Des milliers de Marines se dirigent vers le détroit d’Ormuz.
Le Wall Street Journal a cité des responsables américains affirmant que des milliers de Marines américains se préparent à arriver au Moyen-Orient vendredi, date butoir fixée par le président Trump pour que l’Iran rouvre le détroit d’Ormuz.
Les autorités ont indiqué que le navire d’assaut amphibie USS Tripoli, basé au Japon, et le navire d’assaut amphibie USS New Orleans, transportant environ 2 200 soldats de la 31e unité expéditionnaire des Marines, se dirigeraient vendredi vers la zone du Commandement central américain, leur arrivée dans le détroit d’Ormuz devait prendre encore plusieurs jours.
Le département américain de la Défense (Pentagone) a également annoncé le déploiement d’une unité supplémentaire des Marines, la 11e unité expéditionnaire des Marines, basée en Californie à bord du porte-avions amphibie USS Boxer.
Cette unité devrait quitter le port dans les prochaines semaines et arriver dans la région ultérieurement. Ces renforts viendront s’ajouter aux quelque 50 000 soldats déjà stationnés dans la région, participant aux opérations militaires en cours entre les États-Unis et Israël d’une part, et l’Iran de l’autre.

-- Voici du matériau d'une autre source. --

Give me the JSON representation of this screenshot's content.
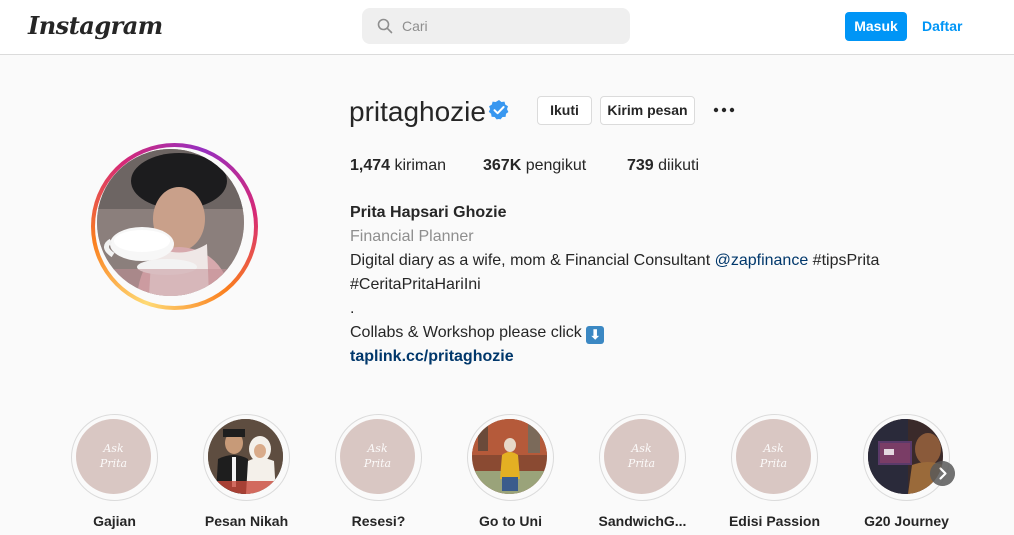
{
  "nav": {
    "logo": "Instagram",
    "search_placeholder": "Cari",
    "login_label": "Masuk",
    "signup_label": "Daftar",
    "accent_color": "#0095f6"
  },
  "profile": {
    "username": "pritaghozie",
    "verified_icon": "verified-badge-icon",
    "follow_label": "Ikuti",
    "message_label": "Kirim pesan",
    "more_icon": "more-options-icon",
    "stats": [
      {
        "value": "1,474",
        "label": " kiriman"
      },
      {
        "value": "367K",
        "label": " pengikut"
      },
      {
        "value": "739",
        "label": " diikuti"
      }
    ],
    "bio": {
      "full_name": "Prita Hapsari Ghozie",
      "category": "Financial Planner",
      "line1_pre": "Digital diary as a wife, mom & Financial Consultant ",
      "line1_mention": "@zapfinance",
      "line1_post": " #tipsPrita",
      "line2": "#CeritaPritaHariIni",
      "line3": ".",
      "line4": "Collabs & Workshop please click ",
      "line4_emoji": "⬇",
      "link": "taplink.cc/pritaghozie"
    }
  },
  "highlights": [
    {
      "label": "Gajian",
      "cover_text_1": "Ask",
      "cover_text_2": "Prita"
    },
    {
      "label": "Pesan Nikah"
    },
    {
      "label": "Resesi?",
      "cover_text_1": "Ask",
      "cover_text_2": "Prita"
    },
    {
      "label": "Go to Uni"
    },
    {
      "label": "SandwichG...",
      "cover_text_1": "Ask",
      "cover_text_2": "Prita"
    },
    {
      "label": "Edisi Passion",
      "cover_text_1": "Ask",
      "cover_text_2": "Prita"
    },
    {
      "label": "G20 Journey"
    }
  ],
  "highlights_next_icon": "chevron-right-icon"
}
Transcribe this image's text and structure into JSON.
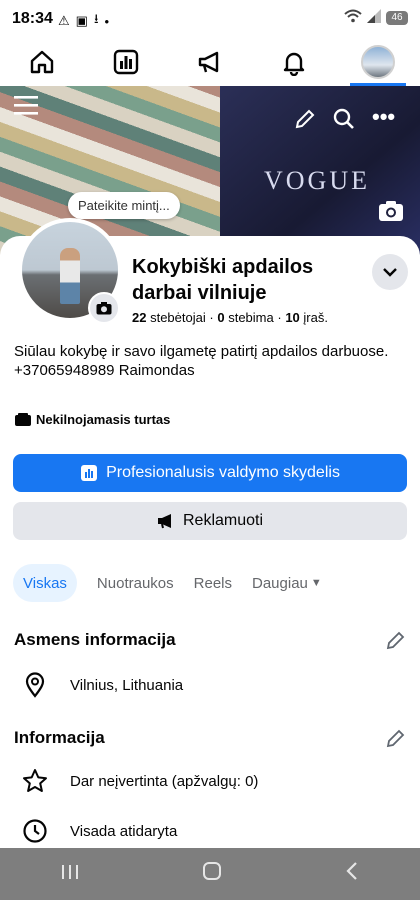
{
  "status_bar": {
    "time": "18:34",
    "battery": "46"
  },
  "top_nav": {
    "items": [
      {
        "name": "home",
        "icon": "home-icon"
      },
      {
        "name": "dashboard",
        "icon": "bar-chart-icon"
      },
      {
        "name": "ads",
        "icon": "megaphone-icon"
      },
      {
        "name": "notifications",
        "icon": "bell-icon"
      },
      {
        "name": "profile",
        "icon": "avatar"
      }
    ]
  },
  "cover": {
    "magazine_text": "VOGUE"
  },
  "thought_bubble": "Pateikite mintį...",
  "profile": {
    "name": "Kokybiški apdailos darbai vilniuje",
    "followers_count": "22",
    "followers_label": "stebėtojai",
    "following_count": "0",
    "following_label": "stebima",
    "posts_count": "10",
    "posts_label": "įraš.",
    "bio_line1": "Siūlau kokybę ir savo ilgametę patirtį apdailos darbuose.",
    "bio_line2": "+37065948989 Raimondas",
    "category": "Nekilnojamasis turtas"
  },
  "buttons": {
    "dashboard": "Profesionalusis valdymo skydelis",
    "advertise": "Reklamuoti"
  },
  "tabs": [
    "Viskas",
    "Nuotraukos",
    "Reels",
    "Daugiau"
  ],
  "personal_info": {
    "title": "Asmens informacija",
    "location": "Vilnius, Lithuania"
  },
  "info": {
    "title": "Informacija",
    "rating": "Dar neįvertinta (apžvalgų: 0)",
    "hours": "Visada atidaryta"
  },
  "colors": {
    "accent": "#1877f2",
    "tab_bg": "#e7f3ff",
    "secondary_bg": "#e4e6eb"
  }
}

Un sous-marin nucléaire britannique fait la démonstration de sa puissance en mer d’Arabie
Le Daily Mail a révélé qu’un sous-marin nucléaire britannique, équipé de missiles de croisière Tomahawk d’une portée d’environ 1 600 km, est arrivé en mer d’Arabie, donnant ainsi à la Grande-Bretagne la capacité de lancer des frappes à longue portée en cas d’escalade du conflit.
Le sous-marin HMS Anson, armé de missiles à longue portée et de torpilles de précision, a quitté le port australien de Perth au début du mois, parcourant environ 5 500 milles pour atteindre la région, après que la Grande-Bretagne a autorisé aux États-Unis à utiliser ses bases pour mener des frappes contre des sites iraniens menaçant le détroit d’Ormuz.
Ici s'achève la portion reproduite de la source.